LOMBOK BARAT – Sektor pariwisata Nusa Tenggara Barat (NTB) mengawali tahun 2026 dengan catatan gemilang. Pada Jumat pagi (2/1/2026), kemegahan samudra menyambangi Pelabuhan Gili Mas, Lembar, saat kapal pesiar mewah Ovation of the Seas milik Royal Caribbean resmi bersandar. Kehadiran kapal raksasa ini menandai kunjungan perdana wisatawan mancanegara melalui jalur laut di tahun baru, sekaligus menegaskan kesiapan infrastruktur maritim NTB dalam menyambut pasar pariwisata kelas dunia.
Kapal pesiar yang dikenal sebagai salah satu yang terbesar di dunia ini membawa sedikitnya 4.684 wisatawan mancanegara dari berbagai belahan dunia. Suasana di Terminal Gili Mas pun seketika berubah meriah saat ribuan turis mulai menuruni tangga kapal untuk mengeksplorasi keindahan alam dan kekayaan budaya Pulau Seribu Masjid.
Penyambutan kunjungan perdana ini dilakukan secara istimewa oleh Pemerintah Provinsi NTB. Gubernur NTB, Lalu Muhamad Iqbal, hadir langsung di dermaga didampingi Kepala Dinas Pariwisata Provinsi NTB, Ahmad Nur Aulia, serta jajaran pemangku kepentingan terkait. Prosesi penyambutan diwarnai dengan pengalungan bunga sebagai simbol keramah-tamahan khas Lombok, diiringi dentuman ritmis musik tradisional Gendang Beleq yang memukau para tamu mancanegara.
Gubernur Lalu Muhamad Iqbal mengungkapkan bahwa kunjungan ini merupakan sinyal positif bagi pertumbuhan ekonomi daerah di awal tahun. Ia menilai terpilihnya Lombok sebagai destinasi sandar pertama bagi kapal pesiar sebesar Ovation of the Seas adalah bukti kepercayaan dunia internasional yang semakin kuat terhadap keamanan dan daya tarik NTB.
“Kami menyambut hangat kehadiran ribuan wisatawan mancanegara ini. Kehadiran Ovation of the Seas di awal tahun 2026 bukan sekadar kunjungan biasa, melainkan simbol kepercayaan dunia internasional terhadap pariwisata Lombok. Kami berharap momentum ini memberikan dampak ekonomi langsung bagi masyarakat, mulai dari sektor transportasi, kuliner, hingga pelaku UMKM kerajinan kita,” ujar Gubernur Lalu Muhamad Iqbal di sela-sela acara penyambutan.
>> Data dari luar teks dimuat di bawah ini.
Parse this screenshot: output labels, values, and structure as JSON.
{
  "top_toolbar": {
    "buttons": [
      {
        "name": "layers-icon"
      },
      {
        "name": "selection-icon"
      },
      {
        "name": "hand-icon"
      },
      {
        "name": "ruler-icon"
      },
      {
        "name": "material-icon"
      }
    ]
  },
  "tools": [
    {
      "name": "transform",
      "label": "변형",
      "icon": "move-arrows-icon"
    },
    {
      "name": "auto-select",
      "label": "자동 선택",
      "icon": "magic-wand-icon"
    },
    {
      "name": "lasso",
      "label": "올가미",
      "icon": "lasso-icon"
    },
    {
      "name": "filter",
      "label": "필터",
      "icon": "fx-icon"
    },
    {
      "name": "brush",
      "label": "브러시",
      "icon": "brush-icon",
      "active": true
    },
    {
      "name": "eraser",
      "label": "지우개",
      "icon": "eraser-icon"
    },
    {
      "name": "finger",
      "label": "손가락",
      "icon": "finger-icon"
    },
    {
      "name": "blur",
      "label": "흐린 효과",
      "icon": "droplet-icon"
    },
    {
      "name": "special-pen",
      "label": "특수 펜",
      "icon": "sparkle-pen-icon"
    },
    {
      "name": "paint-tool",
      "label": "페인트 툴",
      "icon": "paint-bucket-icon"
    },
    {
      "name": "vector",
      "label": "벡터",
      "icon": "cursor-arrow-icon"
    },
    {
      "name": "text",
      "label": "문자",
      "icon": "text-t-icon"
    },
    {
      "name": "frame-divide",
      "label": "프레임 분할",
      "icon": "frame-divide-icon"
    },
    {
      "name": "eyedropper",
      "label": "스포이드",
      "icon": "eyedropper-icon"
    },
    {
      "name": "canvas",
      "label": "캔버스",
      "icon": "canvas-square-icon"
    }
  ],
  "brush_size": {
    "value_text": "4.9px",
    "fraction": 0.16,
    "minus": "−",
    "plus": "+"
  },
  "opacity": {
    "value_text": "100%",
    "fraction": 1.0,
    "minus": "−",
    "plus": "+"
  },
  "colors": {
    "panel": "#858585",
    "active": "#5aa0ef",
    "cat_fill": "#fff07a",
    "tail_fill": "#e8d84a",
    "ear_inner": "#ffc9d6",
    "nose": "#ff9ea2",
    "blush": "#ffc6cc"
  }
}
Ribuan wisatawan tersebut tidak hanya menetap di area pelabuhan. Berdasarkan agenda perjalanan, mereka tersebar ke sejumlah titik destinasi unggulan di Pulau Lombok. Sebagian besar wisatawan diarahkan menuju Kawasan Ekonomi Khusus (KEK) Mandalika untuk melihat kemegahan sirkuit internasional, sementara sebagian lainnya memilih untuk menyelami kearifan lokal di Desa Adat Sade. Tidak ketinggalan, pusat perbelanjaan di Kota Mataram dan berbagai objek wisata alam juga menjadi target kunjungan singkat para pelancong kapal pesiar ini.
Dampak dari kunjungan masif ini dirasakan langsung oleh sektor jasa lainnya. Ratusan armada transportasi lokal dikerahkan untuk melayani mobilisasi wisatawan, dan para pemandu wisata (tour guide) lokal mendapatkan kesempatan untuk memperkenalkan narasi budaya Lombok secara mendalam.
Kepala Dinas Pariwisata NTB, Ahmad Nur Aulia, menambahkan bahwa pihaknya telah memastikan seluruh destinasi siap menerima kunjungan dalam jumlah besar dengan pelayanan prima. “Sinergi antara pemerintah dan pelaku usaha pariwisata terus diperkuat. Kami ingin setiap wisatawan yang turun dari kapal pesiar ini membawa kesan mendalam tentang keramahan dan keindahan Lombok, sehingga mereka ingin kembali lagi di masa depan,” tuturnya.
Kunjungan Ovation of the Seas ini juga menciptakan rekor tersendiri bagi dunia maritim Indonesia. General Manager PT Pelindo Cabang Lembar mengonfirmasi bahwa kapal ini merupakan kapal pesiar terbesar yang pernah bersandar di pelabuhan mana pun di seluruh Indonesia. Kapabilitas Terminal Gili Mas yang mampu menampung kapal dengan bobot besar menjadi kunci keberhasilan penyandaran ini.